Résumé
Avec NYC RGB, Viktoria Schmid nous offre une vision de New York encore jamais vue, rendue possible grâce à des procédés filmiques historiques. La pellicule, exposée trois fois avec différents filtres, mélange les couleurs, l’espace et le temps pour créer une perception qui n’est possible qu’au cinéma. Une démonstration du septième art comme révélateur de nouvelles dimensions de la réalité.
L'avis de Tënk
Une journée dans la vie de New York, vue d’un appartement au 20e étage d’un immeuble. La silhouette si légendaire des gratte-ciels, anciens et nouveaux. Le trafic en contrebas dans le quadrillé des rues. Les volutes de vapeur et de fumée s’échappant des toits. La forêt d’antennes, de châteaux d’eau et de cheminées si caractéristiques du profil new-yorkais. Le ciel dégagé d’une saison probablement chaude. Tous ces éléments si connus des cinéphiles partout dans le monde sont ici revisités, pour ne pas dire réinventés dans un bref collage visuel sans paroles grâce à des manipulations techniques et des effets optiques tout simples qui permettent une relecture à la fois contemporaine et nostalgique de la Grosse Pomme.

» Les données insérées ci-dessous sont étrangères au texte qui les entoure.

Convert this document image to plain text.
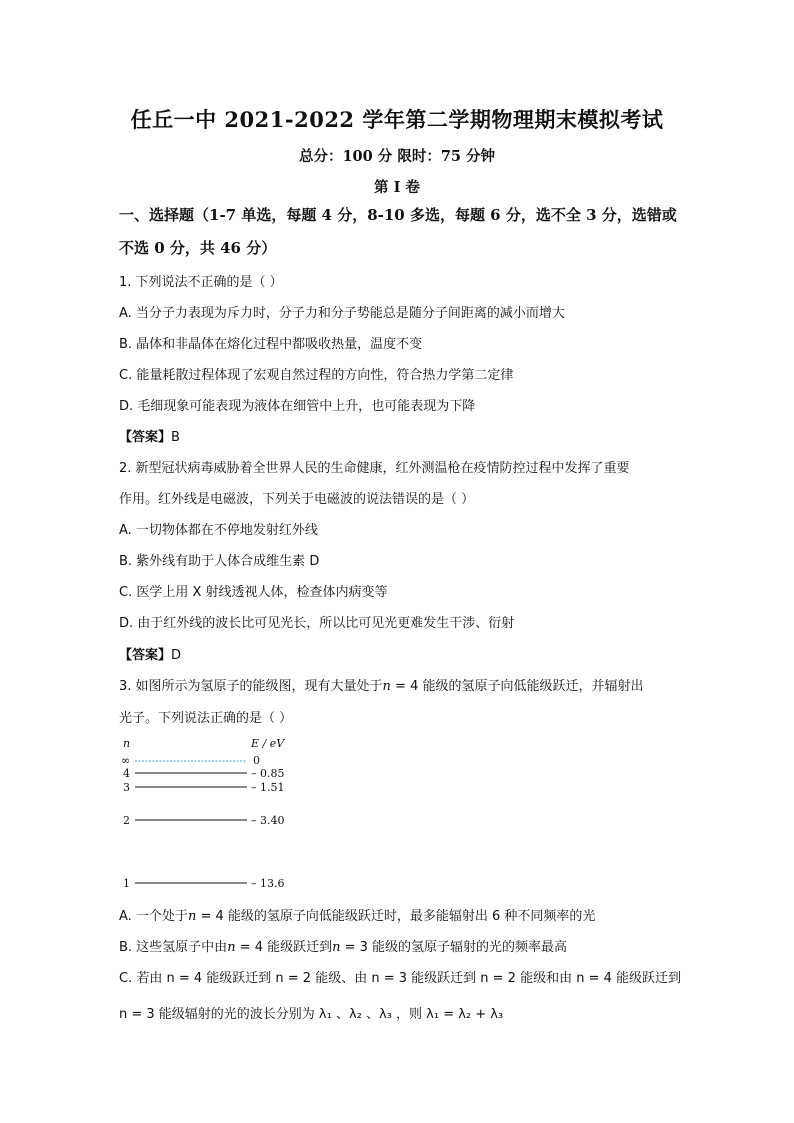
任丘一中 2021-2022 学年第二学期物理期末模拟考试
总分：100 分 限时：75 分钟
第 I 卷
一、选择题（1-7 单选，每题 4 分，8-10 多选，每题 6 分，选不全 3 分，选错或
不选 0 分，共 46 分）
1. 下列说法不正确的是（ ）
A. 当分子力表现为斥力时，分子力和分子势能总是随分子间距离的减小而增大
B. 晶体和非晶体在熔化过程中都吸收热量，温度不变
C. 能量耗散过程体现了宏观自然过程的方向性，符合热力学第二定律
D. 毛细现象可能表现为液体在细管中上升，也可能表现为下降
【答案】B
2. 新型冠状病毒威胁着全世界人民的生命健康，红外测温枪在疫情防控过程中发挥了重要
作用。红外线是电磁波，下列关于电磁波的说法错误的是（ ）
A. 一切物体都在不停地发射红外线
B. 紫外线有助于人体合成维生素 D
C. 医学上用 X 射线透视人体，检查体内病变等
D. 由于红外线的波长比可见光长，所以比可见光更难发生干涉、衍射
【答案】D
3. 如图所示为氢原子的能级图，现有大量处于n = 4 能级的氢原子向低能级跃迁，并辐射出
光子。下列说法正确的是（ ）
n	E / eV
∞	0
4	– 0.85
3	– 1.51
2	– 3.40
1	– 13.6
A. 一个处于n = 4 能级的氢原子向低能级跃迁时，最多能辐射出 6 种不同频率的光
B. 这些氢原子中由n = 4 能级跃迁到n = 3 能级的氢原子辐射的光的频率最高
C. 若由 n = 4 能级跃迁到 n = 2 能级、由 n = 3 能级跃迁到 n = 2 能级和由 n = 4 能级跃迁到
n = 3 能级辐射的光的波长分别为 λ₁ 、λ₂ 、λ₃ ，则 λ₁ = λ₂ + λ₃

Plongeant la ville dans une sorte de vision en Ektachrome, la cinéaste Viktoria Schmid enchaîne les plans fixes superposés de diverses perspectives des immeubles et du logement d’où ils sont filmés, chacun d’eux tourné à travers un filtre différent : rouge, vert et bleu — les « R » (red), « G » (green) et « B » (blue) du titre, lesquels réfèrent à un système de traitement optique qui permet de construire toutes les couleurs à partir de la combinaison de ces trois couleurs. Travaillant de concert, ce traitement, le montage et la bande sonore de sons urbains diégétiques ordinaires créent une impression inusitée de la ville, qui oscille entre le film d’archives (ce que NYC RGB n’est pourtant pas du tout) et la carte postale ultra moderne. Les contours des objets statiques semblent perdre leur définition tandis que les objets en mouvement s’animent en rouge, en vert et en bleu, se fondant les uns dans les autres en raison de la surimposition des images, introduisant un flou qui produit un effet fantomatique. L’air semble alors vibrer, comme si la ville était une sorte de mirage, comme lorsqu’on regarde au loin dans la touffeur de l’été. Le procédé donne une palpitation à la ville, créant l’impression que celle-ci pourrait disparaître graduellement dans une étrange désintégration miroitante. Comme si le New York d’hier et le New York d’aujourd’hui entraient en collision.